Inventaram uma palavra nova para, por meio dela, tentar desvalorizar a obra de um artista: NEYMARDEPENDÊNCIA. O que uma parte dos torcedores, autointitulada de progressista, pretende é que a nossa seleção chegue ao hexa sem contar com a excepcionalidade do futebol de Neymar Jr. Escondem esse desejo mesquinho, dizendo: e, se como agora, ele se contundir, “vai dar pra ganhar”. Ao que eu, depois de ver os dois últimos jogos do time de Tite, sem o craque-exceção, afirmo: no sal, no sal das areias escaldantes do deserto. Que me desculpem os nossos demais grandes atletas, do porte dos demais grandes atletas das outras 32 seleções, Neymar está para o Brasil, como Mbappé para França, Lionel Messi para a Argentina, Cristiano Ronaldo para Portugal. Simples assim. Por que motivo, então, torcer contra ele?
Afirmar, com jeito cândido de quem só quer o melhor, que a seleção precisa livrar-se da “neymardependência”, não esconde a divergência político-eleitoral dessa parte dos torcedores com o jogador. Infelizmente esse não é um fato isolado e representa o triste momento que vivemos nas práticas políticas do país.
Com a infeliz contusão do atleta na primeira partida da Copa, surgiram na imprensa especializada chuvas de opiniões calcadas no desejo de que poderemos chegar ao título sem a participação de Neymar. O que fez de tão errado o protagonista atual do nosso futebol para receber até mesmo de personalidades de importância na política nacional tantas manifestações de repúdio? Desculpem-me o termo, mas o sentimento expresso, que instilam em suas falas, é de ódio. Muitos, deixando escapar, a boca-pequena, o desejo de que ele não se recupere para que não receba os louros da vitória, mesmo que isso nos coloque mais distantes da taça.
Brasileiros, que têm caixa para os custos e disponibilidades pessoais, foram ao Catar torcer e aproveitar as emoções de um dos maiores eventos esportivos mundiais, somente comparável às Olimpíadas. Dentre eles está outro artista – este a que me refiro, não é do futebol – mas, considerado como um craque da música, da composição, da poesia, da voz e que tem sabido nos encantar, e ao mundo, por décadas e que foi atingido por ofensas por brasileiros, lá mesmo no estádio e nas ruas do Catar. O que fez Gilberto Gil de tão errado para receber manifestações de ódio, por brasileiros que deveriam o estar saudando ao encontrá-lo, acompanhado da sua esposa Flora, em solo estrangeiro, torcendo pela mesma camisa verde-amarelo?
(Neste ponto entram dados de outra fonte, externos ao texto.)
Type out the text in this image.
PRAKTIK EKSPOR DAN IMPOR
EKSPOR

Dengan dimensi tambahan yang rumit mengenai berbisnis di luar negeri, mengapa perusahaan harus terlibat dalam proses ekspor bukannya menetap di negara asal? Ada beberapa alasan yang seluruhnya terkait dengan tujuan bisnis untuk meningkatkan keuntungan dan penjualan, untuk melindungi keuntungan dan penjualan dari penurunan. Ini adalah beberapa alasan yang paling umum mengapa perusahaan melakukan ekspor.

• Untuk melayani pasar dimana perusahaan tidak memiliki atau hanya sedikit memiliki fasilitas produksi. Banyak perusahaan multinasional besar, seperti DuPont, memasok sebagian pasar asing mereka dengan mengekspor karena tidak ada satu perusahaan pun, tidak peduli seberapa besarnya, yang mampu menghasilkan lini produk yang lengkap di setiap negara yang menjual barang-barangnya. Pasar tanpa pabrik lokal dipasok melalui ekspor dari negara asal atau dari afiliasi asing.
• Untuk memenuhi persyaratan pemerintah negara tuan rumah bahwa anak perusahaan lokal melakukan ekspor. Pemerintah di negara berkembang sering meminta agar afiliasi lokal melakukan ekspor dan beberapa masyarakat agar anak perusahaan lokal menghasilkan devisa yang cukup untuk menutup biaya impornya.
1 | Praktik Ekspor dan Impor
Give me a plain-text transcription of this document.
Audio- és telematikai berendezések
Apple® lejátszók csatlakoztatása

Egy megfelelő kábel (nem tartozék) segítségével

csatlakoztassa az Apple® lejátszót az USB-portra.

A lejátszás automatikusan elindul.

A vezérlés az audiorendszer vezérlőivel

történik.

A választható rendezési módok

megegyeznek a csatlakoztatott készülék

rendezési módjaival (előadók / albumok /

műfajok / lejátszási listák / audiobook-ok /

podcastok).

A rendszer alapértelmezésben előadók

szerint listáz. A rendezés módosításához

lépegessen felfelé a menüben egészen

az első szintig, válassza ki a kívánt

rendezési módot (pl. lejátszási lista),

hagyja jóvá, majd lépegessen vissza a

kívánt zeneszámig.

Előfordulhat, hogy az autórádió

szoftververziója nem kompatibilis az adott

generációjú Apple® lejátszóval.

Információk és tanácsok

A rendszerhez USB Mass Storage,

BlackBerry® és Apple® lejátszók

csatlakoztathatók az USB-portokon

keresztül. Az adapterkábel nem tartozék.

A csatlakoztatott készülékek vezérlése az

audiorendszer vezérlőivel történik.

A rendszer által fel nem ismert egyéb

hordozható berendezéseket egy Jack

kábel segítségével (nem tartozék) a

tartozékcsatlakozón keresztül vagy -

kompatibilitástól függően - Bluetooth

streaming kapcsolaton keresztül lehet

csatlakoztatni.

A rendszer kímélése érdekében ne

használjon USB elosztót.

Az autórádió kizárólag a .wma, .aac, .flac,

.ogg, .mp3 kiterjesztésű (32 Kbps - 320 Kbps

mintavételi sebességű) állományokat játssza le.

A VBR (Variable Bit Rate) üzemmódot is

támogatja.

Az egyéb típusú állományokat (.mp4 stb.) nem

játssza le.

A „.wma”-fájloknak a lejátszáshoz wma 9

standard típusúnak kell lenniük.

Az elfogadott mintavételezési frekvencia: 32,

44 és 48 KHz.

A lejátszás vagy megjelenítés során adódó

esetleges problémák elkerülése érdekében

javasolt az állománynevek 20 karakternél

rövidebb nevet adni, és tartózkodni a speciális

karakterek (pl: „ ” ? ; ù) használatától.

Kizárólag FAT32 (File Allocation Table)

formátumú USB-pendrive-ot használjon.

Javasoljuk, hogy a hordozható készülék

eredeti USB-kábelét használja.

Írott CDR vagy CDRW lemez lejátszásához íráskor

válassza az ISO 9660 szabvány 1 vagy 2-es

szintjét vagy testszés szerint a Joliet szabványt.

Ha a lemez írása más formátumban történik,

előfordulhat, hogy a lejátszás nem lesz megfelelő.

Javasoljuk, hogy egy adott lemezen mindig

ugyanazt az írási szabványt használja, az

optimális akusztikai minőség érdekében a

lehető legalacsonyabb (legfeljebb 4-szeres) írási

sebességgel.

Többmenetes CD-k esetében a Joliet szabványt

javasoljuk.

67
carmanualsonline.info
Gil, Neymar, você, eu, os seus e os meus filhos e todos os seres humanos temos o direito de expressar livremente nossas opiniões, preferências, umas contrárias às outras, pelo que quer que seja, inclusive por opções políticas, e não podemos ser desrespeitados por isso. O verdadeiro valor a ser preservado é a Liberdade, o direito a livre expressão do pensamento, base da grande conquista da civilização, a Democracia. O que se está assistindo é barbárie da pior espécie!
As situações lamentáveis, como as aqui elencadas, não são episódicas no país. Todos de algum modo já a sofremos, na universidade, no trabalho, na família. Elas são a consequência do plantio e cultivo esmerado da intolerância feitos por radicais políticos na consciência do nosso povo por décadas.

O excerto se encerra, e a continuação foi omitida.